Dalam sejarah kuno, jelas Endra, motif hias dengan simbol-simbol tersebut memiliki filosofi tersendiri. Belum lagi batu tersebut ditemukan di sebuah bukit yang biasa digunakan orang zaman dulu sebagai tempat spiritual.

Terlepas hal itu, Endra tidak mau berspekulasi terlalu jauh. Pasalnya untuk mengetahui lebih dalam batu tersebut perlu penelitian lebih dalam.

"Gambar burung kalau nggak salah dari Sulawesi itu (filosofinya) berkaitan dengan kematian. Kalau gambar wajah itu belum dapet komparasi. Kalau itu dibayangin sebagai matahari, matahari bisa sebagai simbol pemberi kehidupan, bisa sebagai dewa tertinggi, gitu kan. Cuma saya belum berani mengklaim itu. Karena faktanya kan bentuknya juga bentuk wajah manusia, seolah-olah jadi bentuk tangan, kaki, gitu," papar dia.

Endra memastikan goresan motif pada batu tersebut merupakan buatan manusia. Namun ia belum bisa menjelaskan periodesasi batu ini karena berbeda dengan prasasti yang bisa diprediksi sebelum diteliti.

"Laporan dari Balar dan memang ada di jurnal juga, (hasil penelitiannya) cuma sebatas deskripsi dari si batu. Deskripsi bahwa ini ada bentuknya seperti ini, bentuknya seperti itu. Makanya kaitan-kaitan yang lain, sampai dengan saat ini belum. Tapi dipastikan bahwa itu disusun oleh manusia. Karena belum ada pertanggalan, belum ada uji radio karbon jadi tidak bisa spekulasi. Beda dengan prasasti bisa diketahui dari gaya penulisannya itu bisa diperkirakan tahunnya," jelas dia.

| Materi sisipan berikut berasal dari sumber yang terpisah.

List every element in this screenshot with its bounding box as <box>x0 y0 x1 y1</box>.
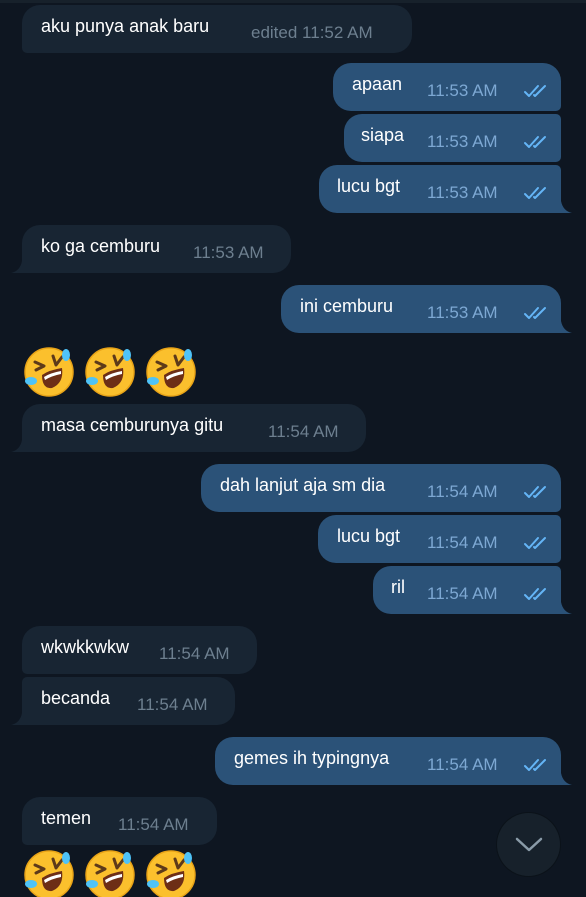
message-time: 11:53 AM <box>193 243 264 262</box>
message-text: siapa <box>361 125 405 145</box>
message-bubble-incoming[interactable]: ko ga cemburu 11:53 AM <box>22 225 291 273</box>
message-time: 11:54 AM <box>427 755 498 774</box>
message-bubble-incoming[interactable]: becanda 11:54 AM <box>22 677 235 725</box>
bubble-tail <box>561 602 572 614</box>
message-text: gemes ih typingnya <box>234 748 390 768</box>
message-bubble-outgoing[interactable]: dah lanjut aja sm dia 11:54 AM <box>201 464 561 512</box>
bubble-tail <box>561 201 572 213</box>
read-double-check-icon <box>524 486 546 498</box>
message-text: becanda <box>41 688 111 708</box>
scroll-to-bottom-button[interactable] <box>497 813 560 876</box>
message-text: apaan <box>352 74 403 94</box>
message-bubble-outgoing[interactable]: lucu bgt 11:53 AM <box>319 165 561 213</box>
message-bubble-outgoing[interactable]: ril 11:54 AM <box>373 566 561 614</box>
message-bubble-incoming[interactable]: temen 11:54 AM <box>22 797 217 845</box>
read-double-check-icon <box>524 537 546 549</box>
message-text: lucu bgt <box>337 176 401 196</box>
message-bubble-incoming[interactable]: masa cemburunya gitu 11:54 AM <box>22 404 366 452</box>
chevron-down-icon <box>515 837 543 852</box>
message-text: temen <box>41 808 92 828</box>
message-time: 11:54 AM <box>268 422 339 441</box>
message-time: 11:54 AM <box>137 695 208 714</box>
chat-header-edge <box>0 0 586 3</box>
rolling-on-the-floor-laughing-emoji <box>24 850 74 897</box>
read-double-check-icon <box>524 759 546 771</box>
message-text: ini cemburu <box>300 296 394 316</box>
rolling-on-the-floor-laughing-emoji <box>85 850 135 897</box>
bubble-tail <box>11 261 22 273</box>
bubble-tail <box>561 773 572 785</box>
message-text: aku punya anak baru <box>41 16 210 36</box>
rolling-on-the-floor-laughing-emoji <box>146 850 196 897</box>
rolling-on-the-floor-laughing-emoji <box>146 347 196 397</box>
message-text: ko ga cemburu <box>41 236 161 256</box>
read-double-check-icon <box>524 307 546 319</box>
read-double-check-icon <box>524 588 546 600</box>
read-double-check-icon <box>524 85 546 97</box>
chat-history[interactable]: aku punya anak baru edited 11:52 AM apaa… <box>0 0 586 897</box>
bubble-tail <box>11 440 22 452</box>
message-bubble-incoming[interactable]: aku punya anak baru edited 11:52 AM <box>22 5 412 53</box>
message-text: ril <box>391 577 405 597</box>
message-text: dah lanjut aja sm dia <box>220 475 386 495</box>
bubble-tail <box>11 713 22 725</box>
read-double-check-icon <box>524 136 546 148</box>
rolling-on-the-floor-laughing-emoji <box>24 347 74 397</box>
message-bubble-outgoing[interactable]: lucu bgt 11:54 AM <box>318 515 561 563</box>
emoji-message[interactable] <box>22 848 202 897</box>
message-time: 11:53 AM <box>427 132 498 151</box>
read-double-check-icon <box>524 187 546 199</box>
message-time: 11:53 AM <box>427 303 498 322</box>
bubble-tail <box>561 321 572 333</box>
message-bubble-outgoing[interactable]: apaan 11:53 AM <box>333 63 561 111</box>
message-bubble-outgoing[interactable]: siapa 11:53 AM <box>344 114 561 162</box>
message-bubble-incoming[interactable]: wkwkkwkw 11:54 AM <box>22 626 257 674</box>
message-time: 11:53 AM <box>427 183 498 202</box>
message-time: edited 11:52 AM <box>251 23 373 42</box>
message-time: 11:54 AM <box>159 644 230 663</box>
message-text: wkwkkwkw <box>41 637 129 657</box>
message-text: masa cemburunya gitu <box>41 415 224 435</box>
rolling-on-the-floor-laughing-emoji <box>85 347 135 397</box>
message-bubble-outgoing[interactable]: ini cemburu 11:53 AM <box>281 285 561 333</box>
message-time: 11:54 AM <box>427 482 498 501</box>
message-time: 11:54 AM <box>427 584 498 603</box>
message-time: 11:53 AM <box>427 81 498 100</box>
emoji-message[interactable] <box>22 345 202 401</box>
message-time: 11:54 AM <box>427 533 498 552</box>
message-time: 11:54 AM <box>118 815 189 834</box>
message-bubble-outgoing[interactable]: gemes ih typingnya 11:54 AM <box>215 737 561 785</box>
message-text: lucu bgt <box>337 526 401 546</box>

Namun motif hias seperti ini, kata Endra, biasanya peninggalan masa protosejarah (purwasejarah). Namun hal itu juga masih dugaan belum bisa dipertanggungjawabkan secara pasti.

"Nah, kalau dari katagori tinggalan, itu di protosejarah. Artinya protosejarah itu di sisi lain masih prasejarah, tapi di tempat lain sudah mengenal tulisan. Di proto itu, masa transisi. Kalau untuk ini diduga di protosejarah," pungkasnya.